REPUBLIKA.CO.ID, MALANG -- Kecanduan gawai yang dialami anak dan remaja memang bukan masalah baru di Indonesia. Namun fenomena tersebut tetap harus menjadi perhatian terutama di masa pandemi Covid-19. Apalagi saat ini gawai menjadi alat yang harus dimiliki anak untuk mengikuti pembelajaran daring.
Konsultan Anak dan Remaja dari RSJ dr Radjiman Wediodiningrat Lawang, Malang, Tiwik Koesdiningsih mengaku, menerima keluhan dari beberapa orang tua selama pandemi Covid-19. Anak-anak mereka mulai malas sekolah karena terlalu sering bermain gawai pintar. "Tidak mau mengerjakan tugas-tugas sekolah, tapi kesehariannya bermain gadget, baik itu medsos (media sosial), video gim, gim online, jadi variatif yang mereka bermain itu," kata Tiwik kepada Republika.co.id, Selasa (23/2).
Selama pandemi Covid-19, Tiwik setidaknya menerima 10 anak yang melakukan rawat jalan.
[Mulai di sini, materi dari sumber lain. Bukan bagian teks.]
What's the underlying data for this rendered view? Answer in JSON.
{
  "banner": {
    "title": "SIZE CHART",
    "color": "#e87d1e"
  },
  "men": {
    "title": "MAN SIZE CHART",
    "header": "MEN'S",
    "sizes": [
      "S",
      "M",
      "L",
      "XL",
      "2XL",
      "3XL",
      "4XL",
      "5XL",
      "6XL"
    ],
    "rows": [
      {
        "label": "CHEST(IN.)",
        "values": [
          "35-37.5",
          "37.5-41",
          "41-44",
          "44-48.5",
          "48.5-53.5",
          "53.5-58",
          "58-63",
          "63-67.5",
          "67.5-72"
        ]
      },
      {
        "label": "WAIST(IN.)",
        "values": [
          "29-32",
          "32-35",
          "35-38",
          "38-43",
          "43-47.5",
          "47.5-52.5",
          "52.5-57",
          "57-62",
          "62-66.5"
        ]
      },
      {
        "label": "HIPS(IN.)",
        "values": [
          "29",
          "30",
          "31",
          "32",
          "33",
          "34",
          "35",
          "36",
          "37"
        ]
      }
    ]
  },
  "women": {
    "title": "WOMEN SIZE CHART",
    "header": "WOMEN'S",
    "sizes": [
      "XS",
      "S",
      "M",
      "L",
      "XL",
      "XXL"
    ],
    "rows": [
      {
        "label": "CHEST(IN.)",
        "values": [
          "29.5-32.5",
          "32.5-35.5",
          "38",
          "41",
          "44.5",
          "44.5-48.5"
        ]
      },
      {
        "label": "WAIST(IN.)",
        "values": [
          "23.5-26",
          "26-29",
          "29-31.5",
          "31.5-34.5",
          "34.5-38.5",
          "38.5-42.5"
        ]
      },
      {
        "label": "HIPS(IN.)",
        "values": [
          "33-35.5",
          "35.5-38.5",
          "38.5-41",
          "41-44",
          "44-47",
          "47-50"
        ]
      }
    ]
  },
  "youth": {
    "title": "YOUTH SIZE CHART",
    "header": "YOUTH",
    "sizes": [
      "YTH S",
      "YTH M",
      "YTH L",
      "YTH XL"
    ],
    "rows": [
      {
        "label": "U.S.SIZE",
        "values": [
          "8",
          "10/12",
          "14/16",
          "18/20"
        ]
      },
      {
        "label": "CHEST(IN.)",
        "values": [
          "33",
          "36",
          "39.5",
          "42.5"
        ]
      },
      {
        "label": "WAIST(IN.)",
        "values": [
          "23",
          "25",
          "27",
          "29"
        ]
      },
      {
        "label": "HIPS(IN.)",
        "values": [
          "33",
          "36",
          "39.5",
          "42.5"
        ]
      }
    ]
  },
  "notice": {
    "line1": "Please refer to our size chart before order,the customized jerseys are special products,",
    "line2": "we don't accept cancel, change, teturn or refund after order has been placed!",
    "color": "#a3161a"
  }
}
Kemudian tujuh orang menjalani rawat inap dengan sumber masalah yang serupa. Rata-rata usia mereka sekitar 11 sampai 17 tahun.
Para pasien pada umumnya menunjukkan gejala yang terlalu asyik bermain gawai, mereka kadang menjadi sosok mudah marah, tersinggung dan acap menentang jika diperintahkan sesuatu oleh orang tua. Anak-anak juga menjadi malas beraktivitas lain selain bermain gawai.
Beberapa pasien ada yang malas merawat diri seperti mandi dan makan. Ada pula yang sulit tidur, bahkan baru bisa beristirahat pada waktu subuh. Sekitar dua sampai tiga jam istirahat, mereka bangun lalu langsung mencari gawai kembali.
Anak yang kecanduan gawai baru bisa tidur saat benar-benar merasa lelah. Atau, bisa juga ketika baterai dan pulsanya sudah habis. Bahkan tak jarang, mereka berusaha mencari layanan internet gratis untuk melanjutkan aktivitas gawainya kembali.
"Ada juga anak yang sampai berani bertindak kekerasan, membohongi orang tuanya. Sampai berani melakukan perilaku kejahatan negatif, misalkan mencuri uang ibunya dan sebagainya. Tujuannya demi membuat dirinya senang. Untuk dapatkan reward pulsa, beli pulsa," ucap dia.